Là où une mosquée a été démolie, se trouve aujourd’hui un temple hindou. Le nationalisme hindou est célébré dans les rues de Mumbai. Sans boussole morale.
Le 21 janvier, alors que je sirotais un café avec un journal lors de mon dimanche matin paresseux, j’ai été accueilli par un éditorial intitulé « L’aube d’une nouvelle ère à Ayodhya ». Comme si le titre n’était pas assez suspect, le nom de l’auteur m’annonçait la mort du journalisme indien.
Le texte a été rédigé par Yogi Adityanath, Premier ministre de l’État d’Uttar Pradesh, dans le nord de l’Inde, où le temple controversé dédié au dieu hindou Ram devait enfin être inauguré. C’est précisément à ce temple – construit sur le site où se trouvait autrefois la mosquée Babri, qui a été démoli en 1992, déclenchant une nouvelle vision de l’Inde enduite du safran de la politique Hindutva – qu’il faisait référence.
Plusieurs quotidiens anglais indiens, sinon la plupart, avaient publié le même article d’opinion avec le même titre. Il montre comment le journalisme s’incline devant la brigade du safran et oublie les injustices quotidiennes qui ont abouti au triomphe d’un temple sur une mosquée.
Le lendemain, jour de l’inauguration, toutes les chaînes d’information diffusaient en direct d’Ayodhya le discours du Premier ministre indien Narendra Modi qui ne cachait même pas sa vision d’une Inde purement hindoue. La laïcité, l’une des pierres angulaires du kaléidoscope indien, n’y figure pas. Lundi a été déclaré jour férié. Une photo diffusée sur les réseaux sociaux montrait des médecins seniors du principal hôpital public indien portant des foulards couleur safran regardant la retransmission en direct. N’ont-ils pas dû faire face à des urgences médicales dans un pays où les hôpitaux fonctionnent toujours à pleine capacité ?
Triomphe hindou avec des drapeaux safran
Les rues de Mumbai étaient vides. Alors que j’attendais longtemps le bus – la flotte de bus avait été réduite ces derniers mois – j’ai aperçu une colonne d’hommes à moto : sans casque, mais avec des drapeaux safran, criant « Jai Shri Ram ». Le manque d’emplois pour les jeunes dans le deuxième pays le plus peuplé du monde les a nourris de patriotisme ; encouragé à placer un dieu hindou sur une mosquée musulmane, l’idée de l’Hindutva.

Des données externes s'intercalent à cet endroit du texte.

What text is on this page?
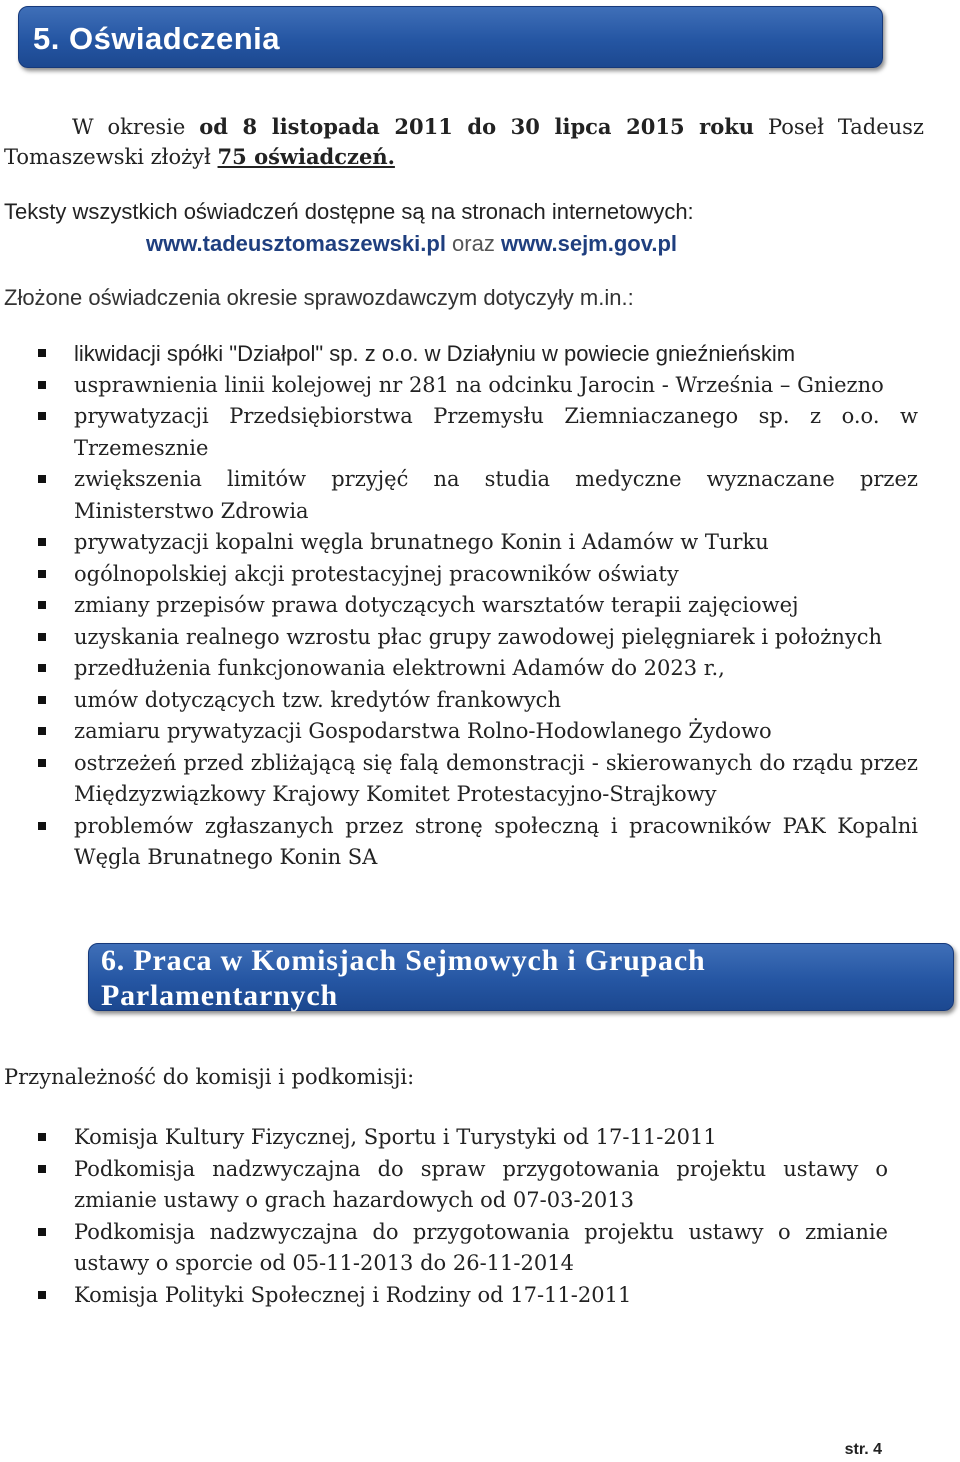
5. Oświadczenia
W okresie od 8 listopada 2011 do 30 lipca 2015 roku Poseł Tadeusz Tomaszewski złożył 75 oświadczeń.
Teksty wszystkich oświadczeń dostępne są na stronach internetowych:
www.tadeusztomaszewski.pl oraz www.sejm.gov.pl
Złożone oświadczenia okresie sprawozdawczym dotyczyły m.in.:
likwidacji spółki "Działpol" sp. z o.o. w Działyniu w powiecie gnieźnieńskim
usprawnienia linii kolejowej nr 281 na odcinku Jarocin - Września – Gniezno
prywatyzacji Przedsiębiorstwa Przemysłu Ziemniaczanego sp. z o.o. w Trzemesznie
zwiększenia limitów przyjęć na studia medyczne wyznaczane przez Ministerstwo Zdrowia
prywatyzacji kopalni węgla brunatnego Konin i Adamów w Turku
ogólnopolskiej akcji protestacyjnej pracowników oświaty
zmiany przepisów prawa dotyczących warsztatów terapii zajęciowej
uzyskania realnego wzrostu płac grupy zawodowej pielęgniarek i położnych
przedłużenia funkcjonowania elektrowni Adamów do 2023 r.,
umów dotyczących tzw. kredytów frankowych
zamiaru prywatyzacji Gospodarstwa Rolno-Hodowlanego Żydowo
ostrzeżeń przed zbliżającą się falą demonstracji - skierowanych do rządu przez Międzyzwiązkowy Krajowy Komitet Protestacyjno-Strajkowy
problemów zgłaszanych przez stronę społeczną i pracowników PAK Kopalni Węgla Brunatnego Konin SA
6. Praca w Komisjach Sejmowych i Grupach
Parlamentarnych
Przynależność do komisji i podkomisji:
Komisja Kultury Fizycznej, Sportu i Turystyki od 17-11-2011
Podkomisja nadzwyczajna do spraw przygotowania projektu ustawy o zmianie ustawy o grach hazardowych od 07-03-2013
Podkomisja nadzwyczajna do przygotowania projektu ustawy o zmianie ustawy o sporcie od 05-11-2013 do 26-11-2014
Komisja Polityki Społecznej i Rodziny od 17-11-2011
str. 4
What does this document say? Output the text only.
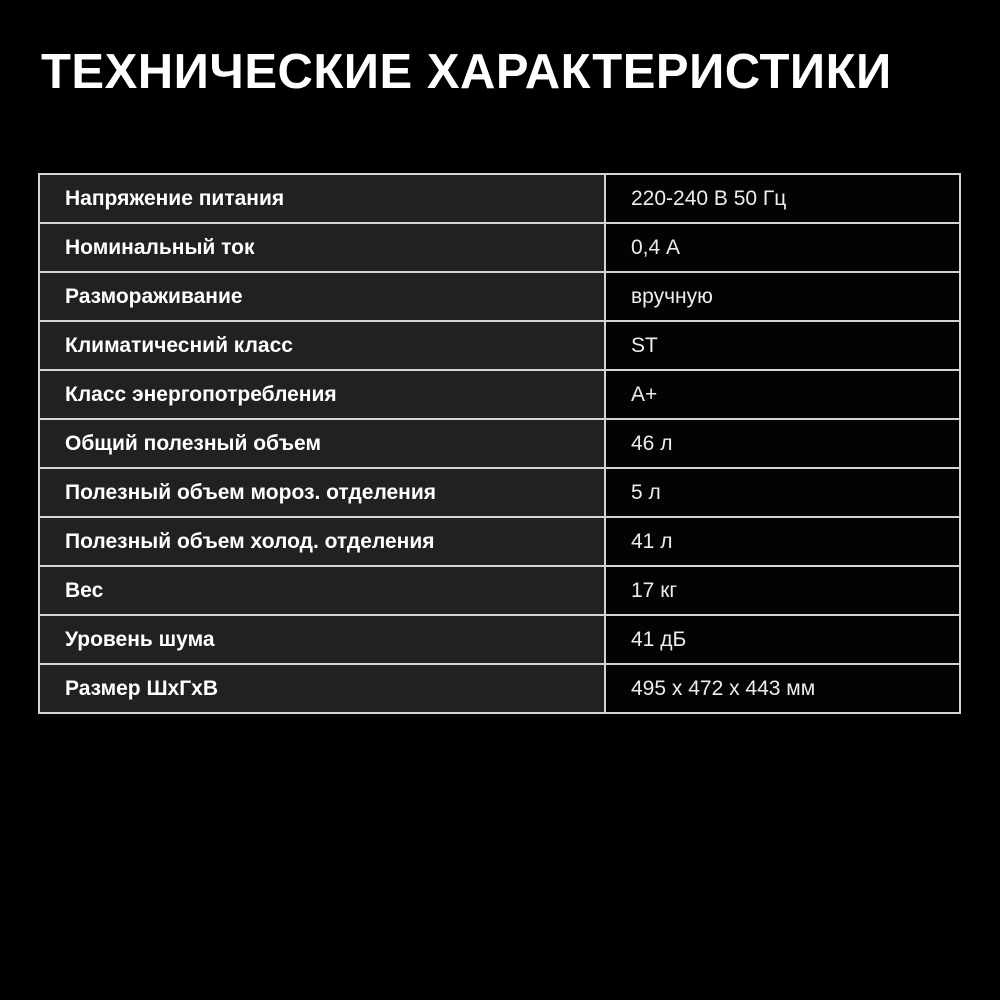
ТЕХНИЧЕСКИЕ ХАРАКТЕРИСТИКИ
Напряжение питания	220-240 В 50 Гц
Номинальный ток	0,4 А
Размораживание	вручную
Климатичесний класс	ST
Класс энергопотребления	А+
Общий полезный объем	46 л
Полезный объем мороз. отделения	5 л
Полезный объем холод. отделения	41 л
Вес	17 кг
Уровень шума	41 дБ
Размер ШхГхВ	495 х 472 х 443 мм
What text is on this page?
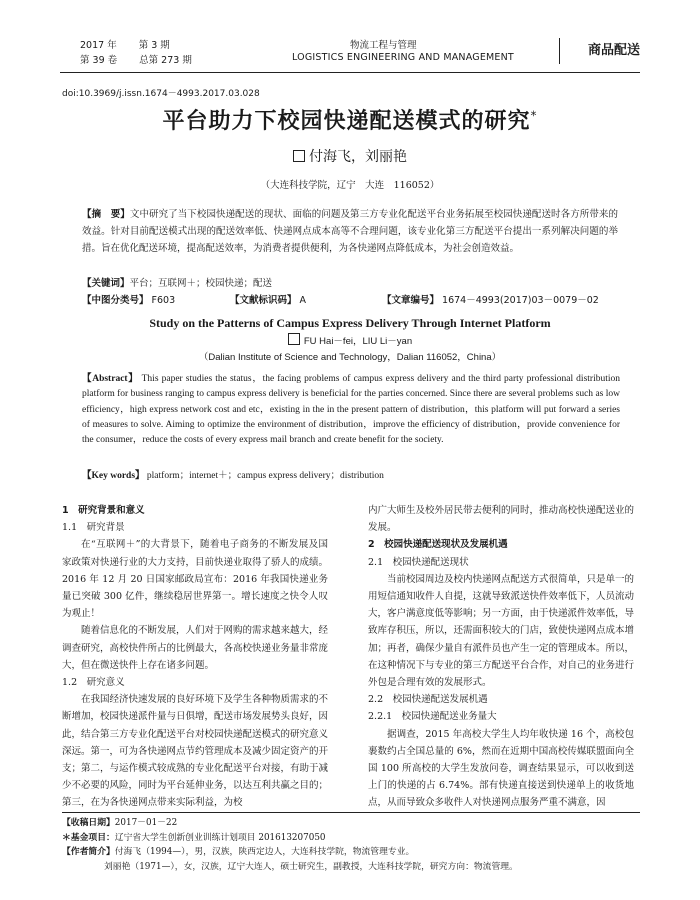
2017 年 第 3 期
第 39 卷 总第 273 期
物流工程与管理
LOGISTICS ENGINEERING AND MANAGEMENT	商品配送
doi:10.3969/j.issn.1674－4993.2017.03.028
平台助力下校园快递配送模式的研究*
付海飞，刘丽艳
（大连科技学院，辽宁　大连　116052）
【摘　要】文中研究了当下校园快递配送的现状、面临的问题及第三方专业化配送平台业务拓展至校园快递配送时各方所带来的效益。针对目前配送模式出现的配送效率低、快递网点成本高等不合理问题，该专业化第三方配送平台提出一系列解决问题的举措。旨在优化配送环境，提高配送效率，为消费者提供便利，为各快递网点降低成本，为社会创造效益。
【关键词】平台；互联网＋；校园快递；配送
【中图分类号】 F603	【文献标识码】 A	【文章编号】 1674－4993(2017)03－0079－02
Study on the Patterns of Campus Express Delivery Through Internet Platform
FU Hai－fei，LIU Li－yan
（Dalian Institute of Science and Technology，Dalian 116052，China）
【Abstract】 This paper studies the status，the facing problems of campus express delivery and the third party professional distribution platform for business ranging to campus express delivery is beneficial for the parties concerned. Since there are several problems such as low efficiency，high express network cost and etc，existing in the in the present pattern of distribution，this platform will put forward a series of measures to solve. Aiming to optimize the environment of distribution，improve the efficiency of distribution，provide convenience for the consumer，reduce the costs of every express mail branch and create benefit for the society.
【Key words】 platform；internet＋；campus express delivery；distribution
1　研究背景和意义
1.1　研究背景

在“互联网＋”的大背景下，随着电子商务的不断发展及国家政策对快递行业的大力支持，目前快递业取得了骄人的成绩。2016 年 12 月 20 日国家邮政局宣布：2016 年我国快递业务量已突破 300 亿件，继续稳居世界第一。增长速度之快令人叹为观止！

随着信息化的不断发展，人们对于网购的需求越来越大，经调查研究，高校快件所占的比例最大，各高校快递业务量非常庞大，但在微送快件上存在诸多问题。

1.2　研究意义

在我国经济快速发展的良好环境下及学生各种物质需求的不断增加，校园快递派件量与日俱增，配送市场发展势头良好，因此，结合第三方专业化配送平台对校园快递配送模式的研究意义深远。第一，可为各快递网点节约管理成本及减少固定资产的开支；第二，与运作模式较成熟的专业化配送平台对接，有助于减少不必要的风险，同时为平台延伸业务，以达互利共赢之目的；第三，在为各快递网点带来实际利益，为校

内广大师生及校外居民带去便利的同时，推动高校快递配送业的发展。

2　校园快递配送现状及发展机遇
2.1　校园快递配送现状

当前校园周边及校内快递网点配送方式很简单，只是单一的用短信通知收件人自提，这就导致派送快件效率低下，人员流动大，客户满意度低等影响；另一方面，由于快递派件效率低，导致库存积压，所以，还需面积较大的门店，致使快递网点成本增加；再者，确保少量自有派件员也产生一定的管理成本。所以，在这种情况下与专业的第三方配送平台合作，对自己的业务进行外包是合理有效的发展形式。

2.2　校园快递配送发展机遇
2.2.1　校园快递配送业务量大

据调查，2015 年高校大学生人均年收快递 16 个，高校包裹数约占全国总量的 6%，然而在近期中国高校传媒联盟面向全国 100 所高校的大学生发放问卷，调查结果显示，可以收到送上门的快递的占 6.74%。部有快递直接送到快递单上的收货地点，从而导致众多收件人对快递网点服务严重不满意，因

【收稿日期】2017－01－22
＊基金项目：辽宁省大学生创新创业训练计划项目 201613207050
【作者简介】付海飞（1994—），男，汉族，陕西定边人，大连科技学院，物流管理专业。
刘丽艳（1971—），女，汉族，辽宁大连人，硕士研究生，副教授，大连科技学院，研究方向：物流管理。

Il y avait une autre colonne dans une autre partie de la ville. Cette fois, plus grands et plus riches : des hommes dans des cabriolets élégants brandissaient les mêmes drapeaux. Le soir, des remix technos de chants hindous résonnaient dans toute la ville, où l’économie triomphait autrefois quotidiennement des différences communautaires, alors même que les musulmans continuaient d’être confrontés à la discrimination de diverses manières. C’était l’Hindutva sous stéroïdes.
Ce jour-là, il y avait deux types de publications sur mon fil de médias sociaux : l’une célébrant le « triomphe hindou » et l’autre publiant le préambule de la Constitution indienne. Il déclarait en 1949 que le peuple indien avait « solennellement résolu de faire de l’Inde une république souveraine socialiste, laïque et démocratique » pour garantir la justice, la liberté, l’égalité et la fraternité. Je les ai postés aussi ; c’était mon cri silencieux pour que les fondements de l’Inde en tant que société laïque ne soient pas oubliés.
J’ai pensé aux films sur le nazisme, dans lesquels la période sombre du XXe siècle en Allemagne est représentée à l’écran avec un flot de drapeaux à croix gammée et qui montre les effets du lavage de cerveau sur les gens. C’est le même moment en Inde aujourd’hui et je ne peux le décrire qu’avec des mots qui ne peuvent expliquer pleinement l’ampleur du fascisme que nous avons vu dans les rues ce jour-là.